THE KNOW HOW IN THE ART OF SINGING

MARY GARDEN

The modern opera singer cannot content herself merely with the "know how" of singing. That is, she must be able to know so much more than the mere elemental facts of voice production that it would take volumes to give an intimation of the real requirements.

The girl who wants to sing in opera must have one thought and one thought only—"what will contribute to my musical, histrionic and artistic success?"

Unless the "career" comes first there is not likely to be any "career."

I wonder if the public ever realizes what this sacrifice means to an artiste—to a woman.

Of course, there are great recompenses—the thrill that comes with artistic triumphs—the sensations that accompany achievement—who but the artist can know what this means—the joy of bringing to life some great masterpiece?

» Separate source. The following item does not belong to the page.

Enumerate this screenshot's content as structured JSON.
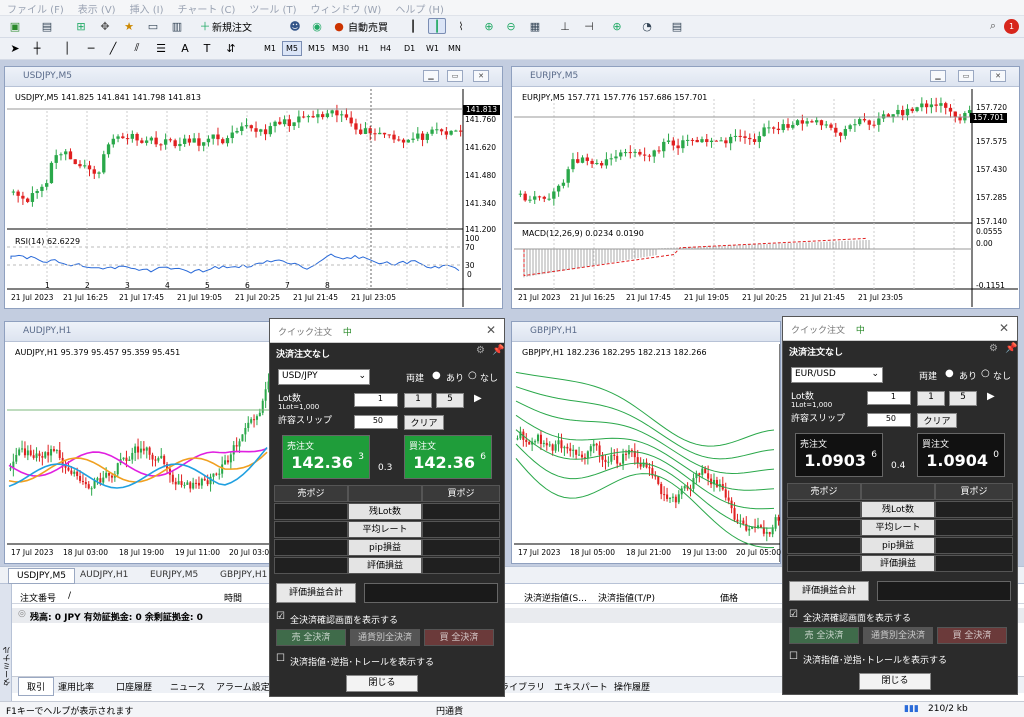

Music manifests itself in children at a very early age. It is very rare indeed that it comes to the surface later in life. I was always musical. Only the media changed—one time it was violin, then piano, then voice. The dolls of my sisters only annoyed me because I could not tolerate dolls. They seemed a waste of time to me, and when they had paper dolls, I would go into the room when nobody was looking and cut the dolls' heads off. I have never been able to account for my delight in doing this.

My father was musical. He wanted me to be a musician, but he had little thought at first of my being a singer. Accordingly, at eight I was possessed of a fiddle. This meant more to me than all the dolls in the world. Oh, how I loved that violin, which I could make speak just by drawing a bow over it! There was something worth while.